Юноша все еще держал меня за руку, но его взгляд стал гораздо спокойней и уверенней.
— Да услышат Серебрянорогий твои молитвы! — горячо прошептал он. — Но что же мне привезти тебе?
Я мысленно улыбнулась его наивности.
— Ваше возвращение с победой будет для меня лучшей наградой, — довольно громко ответила я, чтобы наши охранники не заподозрили ничего такого. Но, то ли им не было дела до чести царевны, то ли наше перешептывание на бережку было вполне приличным, они не спешили нас разводить.
А меж тем царевич воспрял духом и стремился продолжить общение. Слава Всеблагой, его склонность к наукам была сильнее романтики, и признаваться в любви мне юноша не спешил. Меня полностью устраивал такой расклад. Со временем, наверное, я смогу к нему привыкнуть и по-своему полюбить. Спешить не стоило. Юноша пока чаще вызывал во мне чаще материнскую тревогу, чем любовный трепет. Но, все же, сегодня что-то изменилось.

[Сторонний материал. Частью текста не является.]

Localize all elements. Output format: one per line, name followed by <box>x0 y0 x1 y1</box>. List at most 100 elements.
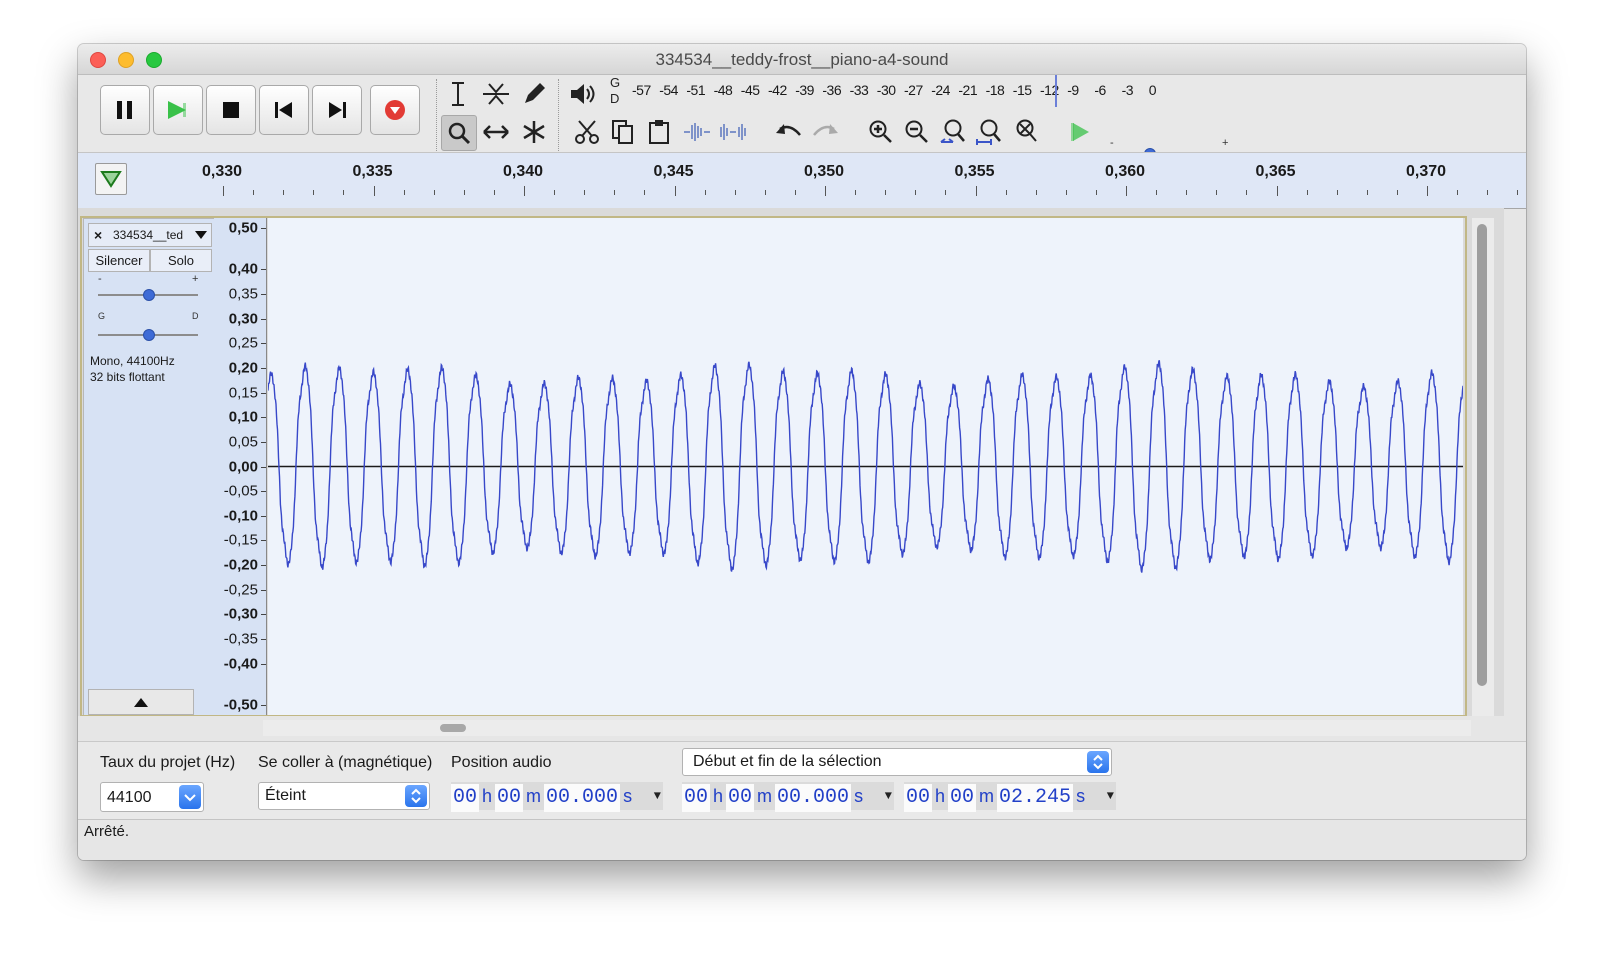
skip-to-end-button[interactable] <box>312 85 362 135</box>
amplitude-ruler[interactable]: 0,50 0,40 0,35 0,30 0,25 0,20 0,15 0,10 0,05 0,00… <box>214 218 267 716</box>
meter-tick-label: -3 <box>1121 82 1134 98</box>
selection-mode-select[interactable]: Début et fin de la sélection <box>682 748 1112 776</box>
speaker-button[interactable] <box>566 77 600 111</box>
audio-position-time[interactable]: 00 h 00 m 00.000 s ▼ <box>451 782 663 812</box>
time-format-caret-icon[interactable]: ▼ <box>1107 782 1114 810</box>
title-bar: 334534__teddy-frost__piano-a4-sound <box>78 44 1526 75</box>
timeline-tick <box>1366 190 1368 195</box>
selection-start-seconds[interactable]: 00.000 <box>775 784 852 812</box>
zoom-out-button[interactable] <box>900 115 934 149</box>
audio-position-hours[interactable]: 00 <box>451 784 480 812</box>
collapse-track-button[interactable] <box>88 689 194 715</box>
trim-audio-button[interactable] <box>680 115 714 149</box>
horizontal-scrollbar-thumb[interactable] <box>440 724 466 732</box>
hours-unit: h <box>482 786 493 806</box>
zoom-tool[interactable] <box>441 115 477 151</box>
meter-tick-label: -45 <box>740 82 760 98</box>
time-format-caret-icon[interactable]: ▼ <box>654 782 661 810</box>
timeline-tick <box>493 190 495 195</box>
record-button[interactable] <box>370 85 420 135</box>
track-name[interactable]: 334534__ted <box>113 224 183 246</box>
selection-end-seconds[interactable]: 02.245 <box>997 784 1074 812</box>
track-name-bar[interactable]: × 334534__ted <box>88 223 212 247</box>
mute-button[interactable]: Silencer <box>88 249 150 272</box>
track-format-info: Mono, 44100Hz <box>90 354 175 368</box>
snap-to-dropdown-button[interactable] <box>405 785 427 807</box>
vertical-scrollbar-thumb[interactable] <box>1477 224 1487 686</box>
play-button[interactable] <box>153 85 203 135</box>
vertical-scrollbar[interactable] <box>1472 218 1494 716</box>
amplitude-label: 0,50 <box>228 219 258 237</box>
snap-to-select[interactable]: Éteint <box>258 782 430 810</box>
meter-tick-label: -39 <box>795 82 814 98</box>
horizontal-scrollbar[interactable] <box>78 716 1504 740</box>
pan-slider[interactable] <box>98 329 198 341</box>
asterisk-icon <box>523 121 545 143</box>
timeline-options-button[interactable] <box>95 163 127 195</box>
selection-start-minutes[interactable]: 00 <box>726 784 755 812</box>
stop-button[interactable] <box>206 85 256 135</box>
play-at-speed-button[interactable] <box>1064 115 1098 149</box>
timeline-tick <box>313 190 315 195</box>
silence-audio-button[interactable] <box>716 115 750 149</box>
close-track-icon[interactable]: × <box>94 224 102 246</box>
project-rate-value[interactable]: 44100 <box>107 789 152 806</box>
skip-to-start-button[interactable] <box>259 85 309 135</box>
amplitude-tick <box>261 491 266 493</box>
meter-tick-label: -21 <box>958 82 978 98</box>
selection-start-time[interactable]: 00 h 00 m 00.000 s ▼ <box>682 782 894 812</box>
pan-slider-thumb[interactable] <box>143 329 155 341</box>
selection-end-hours[interactable]: 00 <box>904 784 933 812</box>
selection-mode-dropdown-button[interactable] <box>1087 751 1109 773</box>
fit-selection-button[interactable] <box>936 115 970 149</box>
stop-icon <box>223 102 239 118</box>
selection-mode-value[interactable]: Début et fin de la sélection <box>693 753 882 770</box>
zoom-in-button[interactable] <box>864 115 898 149</box>
redo-button[interactable] <box>808 115 842 149</box>
selection-end-time[interactable]: 00 h 00 m 02.245 s ▼ <box>904 782 1116 812</box>
timeline-ruler[interactable]: 0,330 0,335 0,340 0,345 0,350 0,355 0,360 0,365… <box>78 152 1526 209</box>
timeline-tick <box>1427 186 1428 196</box>
paste-button[interactable] <box>642 115 676 149</box>
solo-button[interactable]: Solo <box>150 249 212 272</box>
selection-tool[interactable] <box>441 77 475 111</box>
playback-meter[interactable]: G D -57 -54 -51 -48 -45 -42 -39 -36 -33 -30 -27 -24… <box>610 75 1170 107</box>
time-shift-tool[interactable] <box>479 115 513 149</box>
timeline-tick <box>1156 190 1158 195</box>
selection-end-minutes[interactable]: 00 <box>948 784 977 812</box>
copy-button[interactable] <box>606 115 640 149</box>
waveform-view[interactable] <box>267 218 1464 715</box>
amplitude-label: -0,05 <box>223 482 258 500</box>
time-format-caret-icon[interactable]: ▼ <box>885 782 892 810</box>
track-menu-caret-icon[interactable] <box>195 230 207 240</box>
amplitude-label: 0,05 <box>228 433 258 451</box>
toolbar-grip[interactable] <box>436 79 440 151</box>
amplitude-tick <box>261 705 266 706</box>
timeline-label: 0,370 <box>1406 163 1447 180</box>
project-rate-combo[interactable]: 44100 <box>100 782 204 812</box>
window-title: 334534__teddy-frost__piano-a4-sound <box>655 50 949 69</box>
gain-slider-thumb[interactable] <box>143 289 155 301</box>
draw-tool[interactable] <box>517 77 551 111</box>
project-rate-dropdown-button[interactable] <box>179 785 201 809</box>
undo-button[interactable] <box>772 115 806 149</box>
timeline-label: 0,335 <box>352 163 393 180</box>
audio-position-minutes[interactable]: 00 <box>495 784 524 812</box>
zoom-toggle-button[interactable] <box>1008 115 1042 149</box>
gain-slider[interactable] <box>98 289 198 301</box>
timeline-tick <box>584 190 586 195</box>
amplitude-tick <box>261 367 266 369</box>
pause-button[interactable] <box>100 85 150 135</box>
timeline-tick <box>975 186 977 196</box>
cut-button[interactable] <box>570 115 604 149</box>
fit-project-button[interactable] <box>972 115 1006 149</box>
snap-to-value[interactable]: Éteint <box>265 787 306 804</box>
amplitude-tick <box>261 269 266 271</box>
selection-start-hours[interactable]: 00 <box>682 784 711 812</box>
speed-minus-label: - <box>1110 137 1114 149</box>
record-icon <box>385 100 405 120</box>
envelope-tool[interactable] <box>479 77 513 111</box>
audio-position-seconds[interactable]: 00.000 <box>544 784 621 812</box>
timeline-tick <box>524 186 525 196</box>
multi-tool[interactable] <box>517 115 551 149</box>
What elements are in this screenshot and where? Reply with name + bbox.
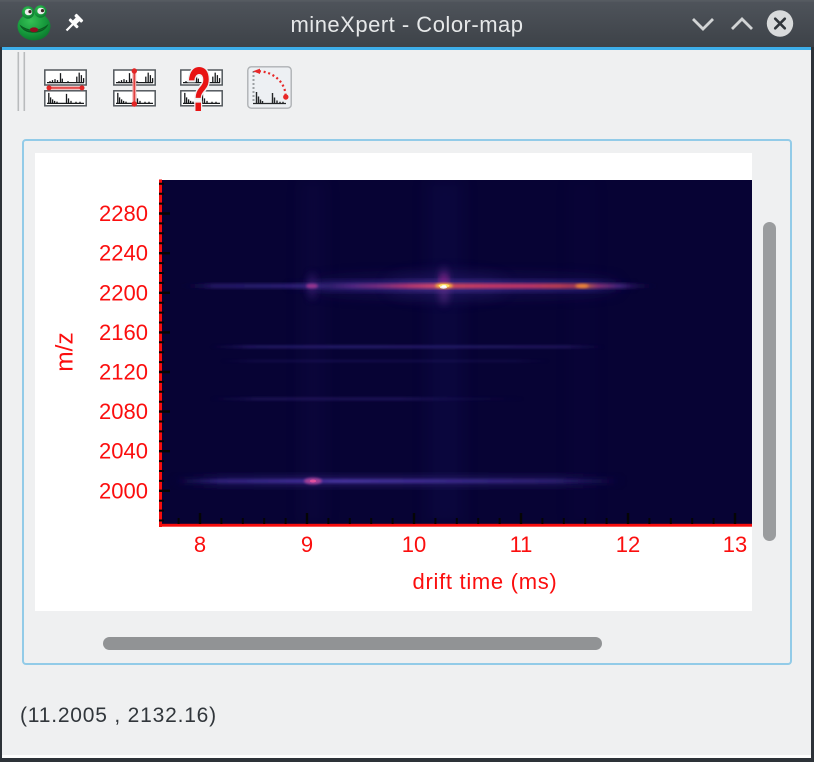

Энмер вдохновлено рассказывал мне о звездах и о том, как путешественники и купцы узнают по ним путь. Правда, показывая мне очертания созвездий, видимых в прогалине над деревьями, он слегка приобнял меня за плечи, и я почувствовала неловкость. Но такая вольность казалась уместной. Должен же юноша хоть что-то получить за свое хорошее ко мне отношение.
А про звезды я знала, как оказалось, не так много, и разговор получился довольно познавательным. Живя здесь, начинаешь забывать, что они лишь огромные шары раскаленной плазмы, что следуют своим путем в космической пустоте. Охотнее начинаешь верить в иное…
— Прости, хотелось бы показать тебе больше. Обещаю, что когда вернусь, отвезу тебя куда-нибудь в степь, где все видно намного лучше, — юноша снова грустно вздохнул. Пора было расставаться, луна ущербным полумесяцем уже поднималась над садом.
— Я буду ждать следующей встречи, — прощаясь, сказал Энмер-ани, когда мы подошли почти к самой ограде малого дворца. — И там, наверху, твои молитвы будут хранить нас.
Все-таки он неисправимый романтик, этот младший хоннитский царевич!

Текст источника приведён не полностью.